I’m sitting at a coffee shop called “The Greenhouse Effect” with Tara. It’s a Sunday evening, we’re outside, sipping iced teas, and enjoying the beautiful evening. She’s studying for her board exam, and I’m scratching random, incomplete thoughts into a leather-bound notebook I bought a year or so ago thinking I’d move up from the spiral-bound notebooks (college ruled, preferably) that I had traditionally written poetry in. Consequently, my poetic muse left me about the same time of the purchase and I haven’t managed to write a poem that’s worth a shit since.
I guess all I’m really trying to say here is that I feel guilty having this nice notebook, and never writing in it. Therefore, the rough draft of this post was scribbled into its mostly empty pages. I did enjoy this, despite the fact that, when I got done, there was no “Publish” button, and now I’m stuck typing the damn thing.
Now I transition somewhat awkwardly to my actual topic: Artistic people. There’s some sort of open mic night at the coffee shop tonight, and the place is crawling with flannel shirts, beanies(even though it’s friggin’ summer), Vans slip-ons, hookahs with LEDs in them, acoustic guitars, and anything else that hipsters wear/carry in 2010.
The guys with the Hookah and the guitars are particularly boisterous, and keep shouting weird mash-ups of pop culture references and stuff of their own invention.

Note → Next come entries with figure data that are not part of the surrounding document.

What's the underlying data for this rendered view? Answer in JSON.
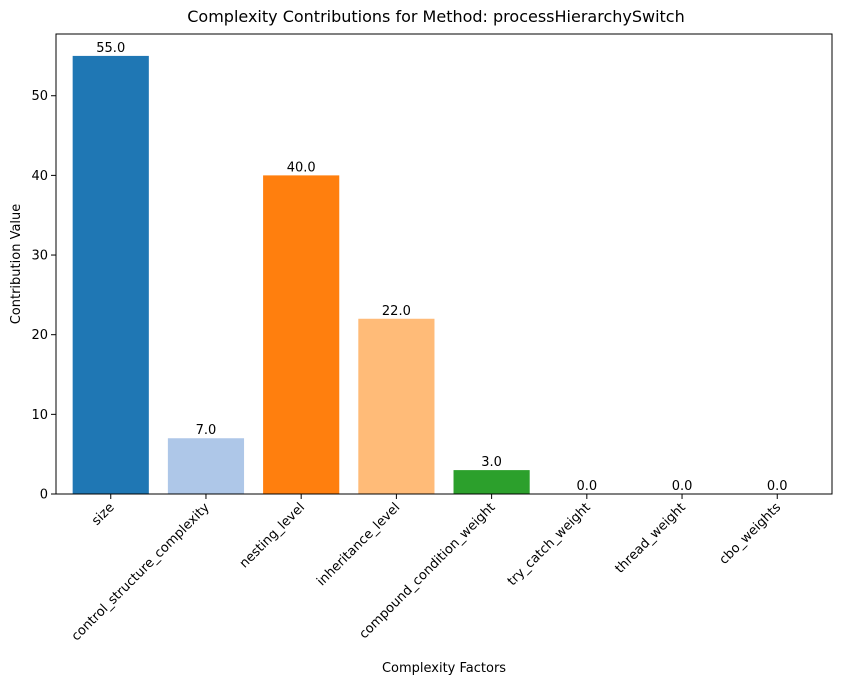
{
  "chart_data": {
    "type": "bar",
    "title": "Complexity Contributions for Method: processHierarchySwitch",
    "xlabel": "Complexity Factors",
    "ylabel": "Contribution Value",
    "categories": [
      "size",
      "control_structure_complexity",
      "nesting_level",
      "inheritance_level",
      "compound_condition_weight",
      "try_catch_weight",
      "thread_weight",
      "cbo_weights"
    ],
    "values": [
      55.0,
      7.0,
      40.0,
      22.0,
      3.0,
      0.0,
      0.0,
      0.0
    ],
    "value_labels": [
      "55.0",
      "7.0",
      "40.0",
      "22.0",
      "3.0",
      "0.0",
      "0.0",
      "0.0"
    ],
    "colors": [
      "#1f77b4",
      "#aec7e8",
      "#ff7f0e",
      "#ffbb78",
      "#2ca02c",
      "#98df8a",
      "#d62728",
      "#ff9896"
    ],
    "yticks": [
      0,
      10,
      20,
      30,
      40,
      50
    ],
    "ylim": [
      0,
      57.75
    ],
    "grid": false,
    "legend": "none"
  }
}
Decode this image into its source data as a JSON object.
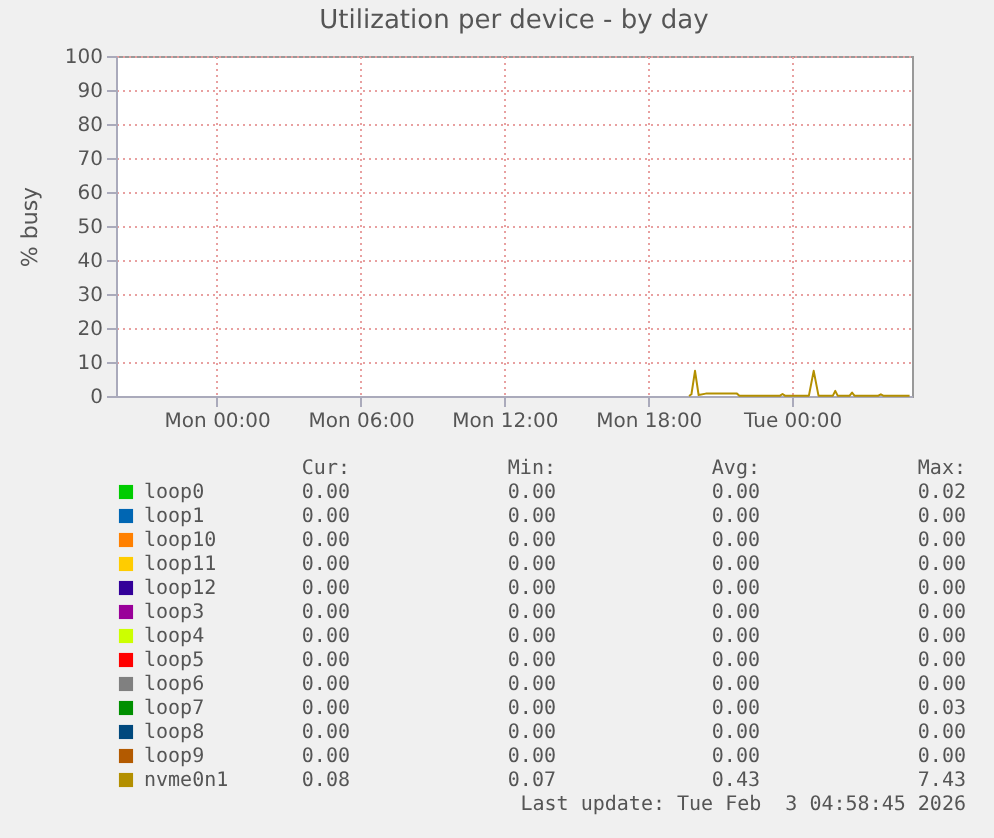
{
  "chart_data": {
    "type": "line",
    "title": "Utilization per device - by day",
    "ylabel": "% busy",
    "x": [
      "2026-02-02T19:42",
      "2026-02-02T19:48",
      "2026-02-02T19:57",
      "2026-02-02T20:06",
      "2026-02-02T20:24",
      "2026-02-02T21:42",
      "2026-02-02T21:48",
      "2026-02-02T23:30",
      "2026-02-02T23:36",
      "2026-02-02T23:42",
      "2026-02-03T00:42",
      "2026-02-03T00:54",
      "2026-02-03T01:06",
      "2026-02-03T01:42",
      "2026-02-03T01:48",
      "2026-02-03T01:54",
      "2026-02-03T02:24",
      "2026-02-03T02:30",
      "2026-02-03T02:36",
      "2026-02-03T03:36",
      "2026-02-03T03:42",
      "2026-02-03T03:48",
      "2026-02-03T04:54"
    ],
    "xlim": [
      "2026-02-01T19:48",
      "2026-02-03T05:00"
    ],
    "xticks": [
      {
        "value": "2026-02-02T00:00",
        "label": "Mon 00:00"
      },
      {
        "value": "2026-02-02T06:00",
        "label": "Mon 06:00"
      },
      {
        "value": "2026-02-02T12:00",
        "label": "Mon 12:00"
      },
      {
        "value": "2026-02-02T18:00",
        "label": "Mon 18:00"
      },
      {
        "value": "2026-02-03T00:00",
        "label": "Tue 00:00"
      }
    ],
    "ylim": [
      0,
      100
    ],
    "yticks": [
      0,
      10,
      20,
      30,
      40,
      50,
      60,
      70,
      80,
      90,
      100
    ],
    "grid": true,
    "legend": "bottom",
    "series": [
      {
        "name": "loop0",
        "color": "#00cc00",
        "values": [
          null,
          null,
          null,
          null,
          null,
          null,
          null,
          null,
          null,
          null,
          null,
          null,
          null,
          null,
          null,
          null,
          null,
          null,
          null,
          null,
          null,
          null,
          null
        ]
      },
      {
        "name": "loop1",
        "color": "#0066b3",
        "values": [
          null,
          null,
          null,
          null,
          null,
          null,
          null,
          null,
          null,
          null,
          null,
          null,
          null,
          null,
          null,
          null,
          null,
          null,
          null,
          null,
          null,
          null,
          null
        ]
      },
      {
        "name": "loop10",
        "color": "#ff8000",
        "values": [
          null,
          null,
          null,
          null,
          null,
          null,
          null,
          null,
          null,
          null,
          null,
          null,
          null,
          null,
          null,
          null,
          null,
          null,
          null,
          null,
          null,
          null,
          null
        ]
      },
      {
        "name": "loop11",
        "color": "#ffcc00",
        "values": [
          null,
          null,
          null,
          null,
          null,
          null,
          null,
          null,
          null,
          null,
          null,
          null,
          null,
          null,
          null,
          null,
          null,
          null,
          null,
          null,
          null,
          null,
          null
        ]
      },
      {
        "name": "loop12",
        "color": "#330099",
        "values": [
          null,
          null,
          null,
          null,
          null,
          null,
          null,
          null,
          null,
          null,
          null,
          null,
          null,
          null,
          null,
          null,
          null,
          null,
          null,
          null,
          null,
          null,
          null
        ]
      },
      {
        "name": "loop3",
        "color": "#990099",
        "values": [
          null,
          null,
          null,
          null,
          null,
          null,
          null,
          null,
          null,
          null,
          null,
          null,
          null,
          null,
          null,
          null,
          null,
          null,
          null,
          null,
          null,
          null,
          null
        ]
      },
      {
        "name": "loop4",
        "color": "#ccff00",
        "values": [
          null,
          null,
          null,
          null,
          null,
          null,
          null,
          null,
          null,
          null,
          null,
          null,
          null,
          null,
          null,
          null,
          null,
          null,
          null,
          null,
          null,
          null,
          null
        ]
      },
      {
        "name": "loop5",
        "color": "#ff0000",
        "values": [
          null,
          null,
          null,
          null,
          null,
          null,
          null,
          null,
          null,
          null,
          null,
          null,
          null,
          null,
          null,
          null,
          null,
          null,
          null,
          null,
          null,
          null,
          null
        ]
      },
      {
        "name": "loop6",
        "color": "#808080",
        "values": [
          null,
          null,
          null,
          null,
          null,
          null,
          null,
          null,
          null,
          null,
          null,
          null,
          null,
          null,
          null,
          null,
          null,
          null,
          null,
          null,
          null,
          null,
          null
        ]
      },
      {
        "name": "loop7",
        "color": "#008f00",
        "values": [
          null,
          null,
          null,
          null,
          null,
          null,
          null,
          null,
          null,
          null,
          null,
          null,
          null,
          null,
          null,
          null,
          null,
          null,
          null,
          null,
          null,
          null,
          null
        ]
      },
      {
        "name": "loop8",
        "color": "#00487d",
        "values": [
          null,
          null,
          null,
          null,
          null,
          null,
          null,
          null,
          null,
          null,
          null,
          null,
          null,
          null,
          null,
          null,
          null,
          null,
          null,
          null,
          null,
          null,
          null
        ]
      },
      {
        "name": "loop9",
        "color": "#b35a00",
        "values": [
          null,
          null,
          null,
          null,
          null,
          null,
          null,
          null,
          null,
          null,
          null,
          null,
          null,
          null,
          null,
          null,
          null,
          null,
          null,
          null,
          null,
          null,
          null
        ]
      },
      {
        "name": "nvme0n1",
        "color": "#b38f00",
        "values": [
          0,
          0.5,
          7.4,
          0.3,
          0.7,
          0.7,
          0.1,
          0.1,
          0.6,
          0.1,
          0.1,
          7.4,
          0.1,
          0.1,
          1.5,
          0.1,
          0.1,
          1,
          0.1,
          0.1,
          0.5,
          0.1,
          0.1
        ]
      }
    ],
    "annotations": [
      "Cur:",
      "Min:",
      "Avg:",
      "Max:",
      "0.00",
      "0.00",
      "0.00",
      "0.02",
      "0.00",
      "0.00",
      "0.00",
      "0.00",
      "0.00",
      "0.00",
      "0.00",
      "0.00",
      "0.00",
      "0.00",
      "0.00",
      "0.00",
      "0.00",
      "0.00",
      "0.00",
      "0.00",
      "0.00",
      "0.00",
      "0.00",
      "0.00",
      "0.00",
      "0.00",
      "0.00",
      "0.00",
      "0.00",
      "0.00",
      "0.00",
      "0.00",
      "0.00",
      "0.00",
      "0.00",
      "0.00",
      "0.00",
      "0.00",
      "0.00",
      "0.03",
      "0.00",
      "0.00",
      "0.00",
      "0.00",
      "0.00",
      "0.00",
      "0.00",
      "0.00",
      "0.08",
      "0.07",
      "0.43",
      "7.43",
      "Last update: Tue Feb  3 04:58:45 2026"
    ]
  }
}
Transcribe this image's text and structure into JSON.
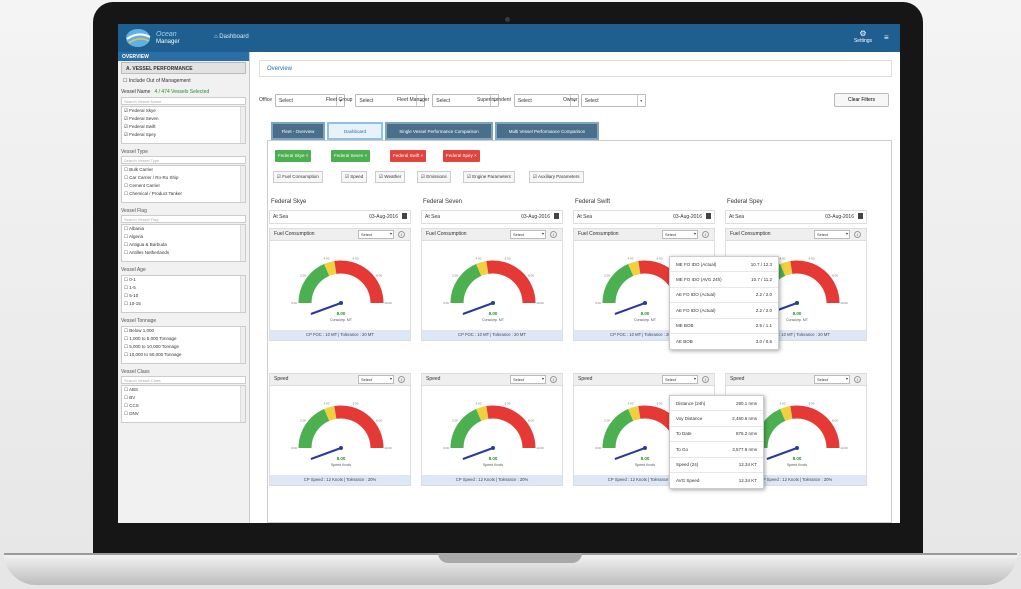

I know I probably sound like I’m 70 describing them like this, but I’m really not annoyed with them—I’m actually quite amused (Tara, on the other hand, is concerned that she’ll have to shower again thanks to all the smoke). For whatever reason, artsy people have always fascinated me. I think it’s a combination of envy of their free spirits and lack of fear to take risks in their respective mediums (these guys keep breaking out into song) that probably stems from my own creative urges, and disbelief that a person could arrive at a state of arrested development (suck it, Michael Cera) at age 23 and perpetually remain in those golden years between childhood and adulthood, yet at the same time, somehow manage to make a living.
Being an engineer, I’m probably closer to Autistic than Artistic. I love going to the same job everyday for 8 hours, 40 hours a week (42.5 to be exact). I love getting a paycheck twice a month that is always the same amount. I love health insurance and paid vacation. I love having a scoop for the coffee so I know I’m getting exactly the right amount of beans every morning. But I still can’t help but admire the free spirit lifestyle. I want to take a 4 month road trip at the drop of a hat. I want to bum out at the coffee shop on a weekday morning. I want to wear beanies in the summer (actually, no I don’t, not in the slightest. I can barely stand leaving mine on when I step out of the cold into the grocery store in the winter). And this is the conflict: How does one be successful and have security, but be free at the same time? Retirement? Who knows? What a paradox!
In the mean time, I think I’ll choose steady income and rewarding job, and settle for weekend adventures. I do love not working on the weekend. After all, marriage is an adventure—an incredible adventure! Then there will be kids—it’ll be a blast!